Next-generation sequencing platform

DNA bases are separated by only 3.4 angstroms, the width of a few atoms. DNA sequencing methods cannot easily resolve this dimension. Sequencing by expansion technology, or SBX, overcomes this limitation by creating a surrogate molecule called an Xpandomer. This molecule is more than 50 times longer than its target DNA and encodes the DNA sequence information in large, high signal-to-noise reporters. 

The building blocks for the Xpandomer are novel nucleotides called X-NTPs. A modified DNA replication process synthesizes the Xpandomer by sequentially linking the X-NTPs along a target DNA template using a proprietary enzymatic process. This forms a double-stranded helix. Each of the four X-NTP types depicted as A, C, G, and T has a tether that is linked between the base and the alpha phosphate. The tether supports a high signal-to-noise reporter that mirrors the base sequence identity. 

Located in the center of each reporter is the translocation control element, or TCE, that modulates Xpandomer movement during sequencing. As the extension proceeds, only an X-NTP that correctly complements the next base on the DNA template will be incorporated. 

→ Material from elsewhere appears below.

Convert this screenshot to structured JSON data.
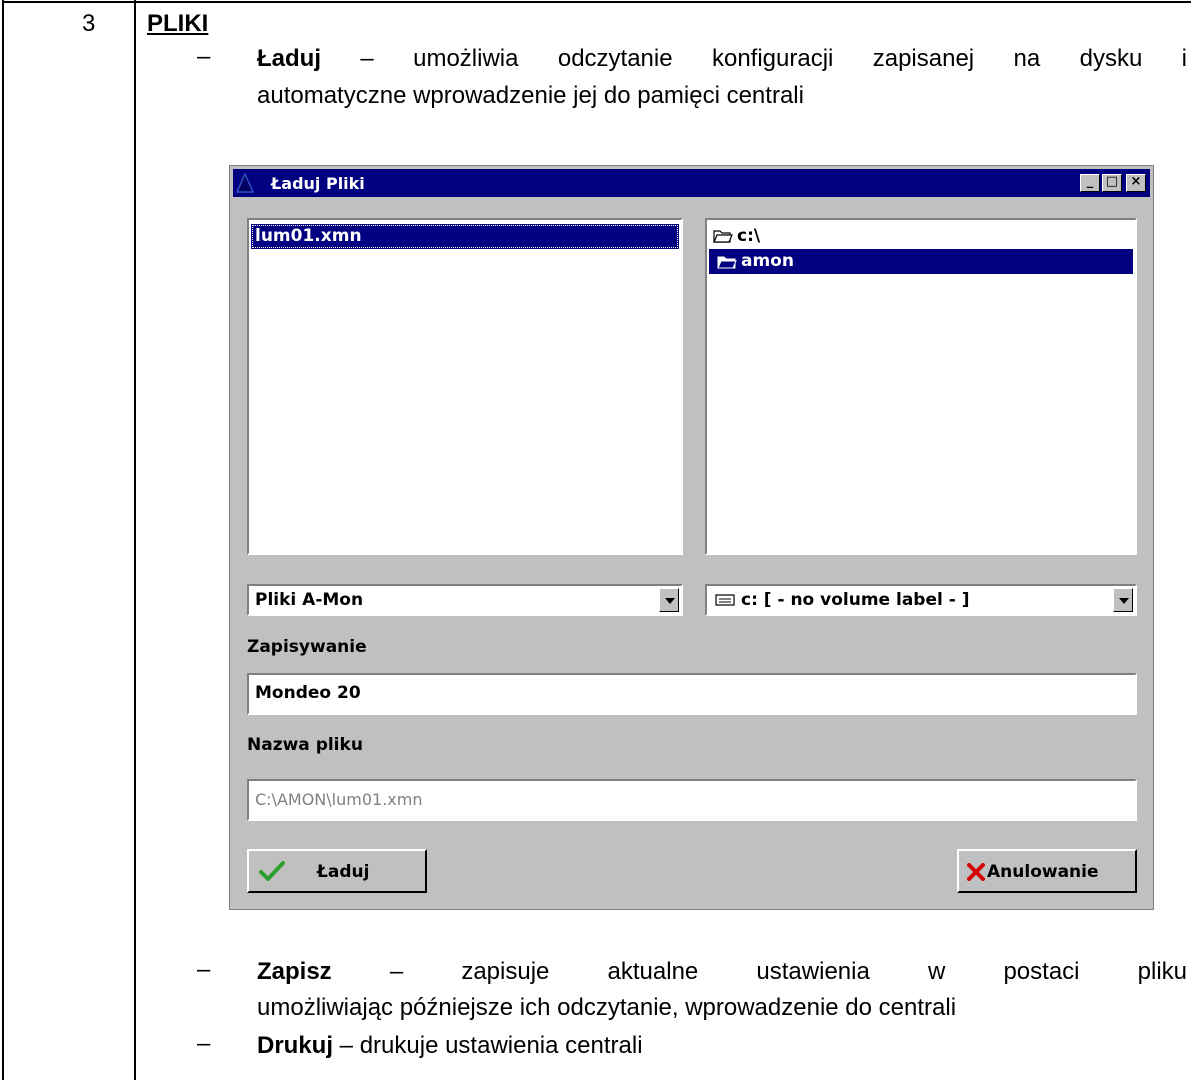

The sequence information of the DNA is now expressed in the reporter sequence of the X-NTP. This process of linking X-NTPs is continued sequentially and extends along the entire length of the DNA template. After synthesis, a reagent is added, which degrades the DNA template, and the cleavable bond between each of the X-NTP bases is broken, allowing the backbone to expand. This product is called the Xpandomer. The Xpandomer is then threaded electrically through a biological nanopore in a deterministic manner. The translocation control element holds the reporter in the nanopore, altering the electrical resistance of the pore to provide one of four signals that uniquely identify the corresponding base in the original DNA sequence. 

After measurement, a short high-voltage pulse is applied, and the Xpandomer is reliably advanced to the next reporter. This process is performed in a highly parallel manner across millions of wells on a single (complementary metal-oxide-semiconductor) CMOS-based sensor module and can provide for remarkable real-time sequencing rates of hundreds of millions of bases per second. 

Roche's innovative SBX technology can flexibly scale to satisfy a broad range of applications, setting a new paradigm for next-generation sequencing technology.

Next generation sequencing has revolutionized our understanding of biology. For years, sequencing by synthesis or SBS has been the most widely used technology. However, the invention of sequencing by expansion, or SBX, promises a new approach to shape the future of genomics, but what's the difference? And why does it matter? Let's start by looking at how DNA sequencing works. Sequencing a DNA sample generates its unique sequence of bases. The order of A's, T's, C's, and G's and the faster you can spot the differences that make a sequence unique, when compared to a reference, the sooner you can gain insights. This could mean driving quicker progress in oncology-related research and making faster breakthroughs that shape healthcare for the next generation.

Now, imagine DNA sequencing as a game of spot the difference. Your reference sequence is the original picture, the DNA from our sample is our difference picture. Our goal? To spot the differences between them. When you have both your reference and sample pictures together side by side, comparing them is very straightforward, but the key differences lie in how that sample picture is created, namely, how sequencing reads are generated.

Let's start with the SBS sample picture. SBS sequences the sample in iterative cycles, building the sequence piece by piece. Imagine this like a printer which prints the image line by line. You have to wait until the the image sufficiently appears before you can begin to see the full sample picture. Only then can you begin to spot all of the differences against the reference picture.

SBX works in a dramatically different way. First, samples are converted into molecules called Xpandomers. Then, after loading the Xpandomers onto the sequencer, full length reads begin to be measured within seconds of sequencing the converted sample. SBX achieves this speed by separating synthesis and sequencing steps. Instead of printing out our sample picture line by line, SBX begins to generate the full picture right from the start, with rapidly increasing clarity and that means you can compare against the reference picture with confidence almost immediately.

By looking at SBS and SBX side by side over the same period of time, we can see the differences in action. On the left is our SBS sample picture, we can only see a small portion of the image, we're still waiting for the printer to finish its job. In contrast, on the right, the SBX sample picture is visible in its entirety, you can compare the sample picture to the reference from the beginning, even as the picture gains increasing detail.

But what does this mean in the real world of genomics? With SBX, as the initial view of the full picture is available within within minutes, to even seconds, downstream analysis can begin almost immediately. This is in comparison to SBS, which must wait, until sequencing has sufficiently progressed to begin downstream analysis. This ability to generate data and move from sample to data analysis in a fraction of the time, while delivering high accuracy and flexibility, marks a fundamental shift in the sequencing workflow.

SBX will ultimately accelerate scientific discovery, unlocking possibilities in sequencing, that were previously unattainable. We're advancing towards a time where fast, accurate genomic understanding sets new standards in personalized medicine, health, and our collective well-being. So make space, because the future of genomics is here here and it's faster than ever before.